To make our NLP model more accurate and able to adjust to users’ needs, we would have multiple ways of training the model.

Supervised Learning

This approach involves training the NLP model using labeled data, where each input(e.g., news article, social media post) is associated with a known output(e.g., sentiment label, event type). We can manually annotate a dataset specific to stock management tasks and use it to train the model using supervised learning algorithms such as logistic regression, random forests, or deep neural networks.

Transfer Learning

Transfer learning leverages pre-trained language models that have been trained on large-scale general text data. Models like BERT, GPT, or Transformer have learned rich language representations with billions of parameters and can be fine-tuned for our stock management application using a smaller labeled dataset. By starting from a pre-trained model, we can benefit from the knowledge and language understanding these models have acquired, we can access these models simply by downloading the raw model or calling their APIs.

Few-shot Learning

Few-shot learning can greatly benefit NLP in a stock management app by addressing the challenges of limited labeled data and the need for rapid adaptation to new tasks. In our context of stock management, where data scarcity and evolving market conditions are prevalent, few-shot learning enables our NLP model to effectively learn from a small number of labeled examples per task. This capability allows the model to quickly adapt and generalize to new, unseen tasks, saving time and effort in collecting and labeling extensive data for each specific task. By efficiently utilizing the available labeled data and leveraging the learned knowledge from meta-training, few-shot learning empowers the NLP model to provide accurate and timely insights, adapt to emerging trends in the stock market, and offer valuable support to users in their decision-making processes.
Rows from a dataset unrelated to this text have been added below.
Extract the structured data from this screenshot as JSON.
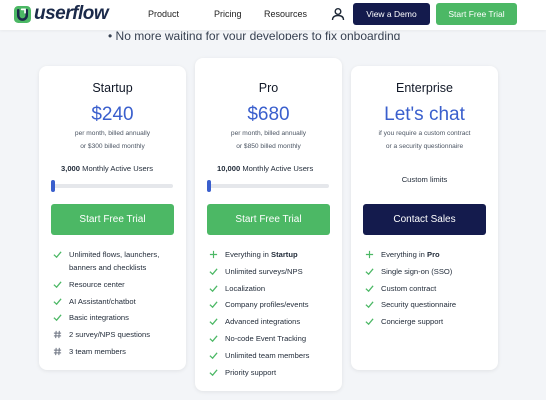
{
  "brand": {
    "name": "userflow",
    "accent": "#3a5fcd",
    "green": "#4cb865",
    "navy": "#141b4d"
  },
  "nav": {
    "links": [
      "Product",
      "Pricing",
      "Resources"
    ],
    "demo_label": "View a Demo",
    "trial_label": "Start Free Trial",
    "account_icon": "user-icon"
  },
  "subheading": "• No more waiting for your developers to fix onboarding",
  "plans": [
    {
      "name": "Startup",
      "price": "$240",
      "note_line1": "per month, billed annually",
      "note_line2": "or $300 billed monthly",
      "mau_count": "3,000",
      "mau_label": "Monthly Active Users",
      "slider_value": 0,
      "cta": "Start Free Trial",
      "features": [
        {
          "icon": "check-icon",
          "text": "Unlimited flows, launchers,"
        },
        {
          "icon": "",
          "text": "banners and checklists"
        },
        {
          "icon": "check-icon",
          "text": "Resource center"
        },
        {
          "icon": "check-icon",
          "text": "AI Assistant/chatbot"
        },
        {
          "icon": "check-icon",
          "text": "Basic integrations"
        },
        {
          "icon": "hash-icon",
          "text": "2 survey/NPS questions"
        },
        {
          "icon": "hash-icon",
          "text": "3 team members"
        }
      ]
    },
    {
      "name": "Pro",
      "price": "$680",
      "note_line1": "per month, billed annually",
      "note_line2": "or $850 billed monthly",
      "mau_count": "10,000",
      "mau_label": "Monthly Active Users",
      "slider_value": 0,
      "cta": "Start Free Trial",
      "features": [
        {
          "icon": "plus-icon",
          "prefix": "Everything in ",
          "bold": "Startup"
        },
        {
          "icon": "check-icon",
          "text": "Unlimited surveys/NPS"
        },
        {
          "icon": "check-icon",
          "text": "Localization"
        },
        {
          "icon": "check-icon",
          "text": "Company profiles/events"
        },
        {
          "icon": "check-icon",
          "text": "Advanced integrations"
        },
        {
          "icon": "check-icon",
          "text": "No-code Event Tracking"
        },
        {
          "icon": "check-icon",
          "text": "Unlimited team members"
        },
        {
          "icon": "check-icon",
          "text": "Priority support"
        }
      ]
    },
    {
      "name": "Enterprise",
      "price": "Let's chat",
      "note_line1": "if you require a custom contract",
      "note_line2": "or a security questionnaire",
      "custom_limits": "Custom limits",
      "cta": "Contact Sales",
      "features": [
        {
          "icon": "plus-icon",
          "prefix": "Everything in ",
          "bold": "Pro"
        },
        {
          "icon": "check-icon",
          "text": "Single sign-on (SSO)"
        },
        {
          "icon": "check-icon",
          "text": "Custom contract"
        },
        {
          "icon": "check-icon",
          "text": "Security questionnaire"
        },
        {
          "icon": "check-icon",
          "text": "Concierge support"
        }
      ]
    }
  ]
}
This can be further expanded to quickly train our model to cater to the user’s personal needs.

Domain Adaptation

Our stock management tasks require domain-specific knowledge. Domain adaptation techniques can be employed to transfer knowledge from a source domain (general financial text) to a target domain (stock-specific news articles, earnings reports). This helps the model better understand the target domain and improves its performance on stock management tasks.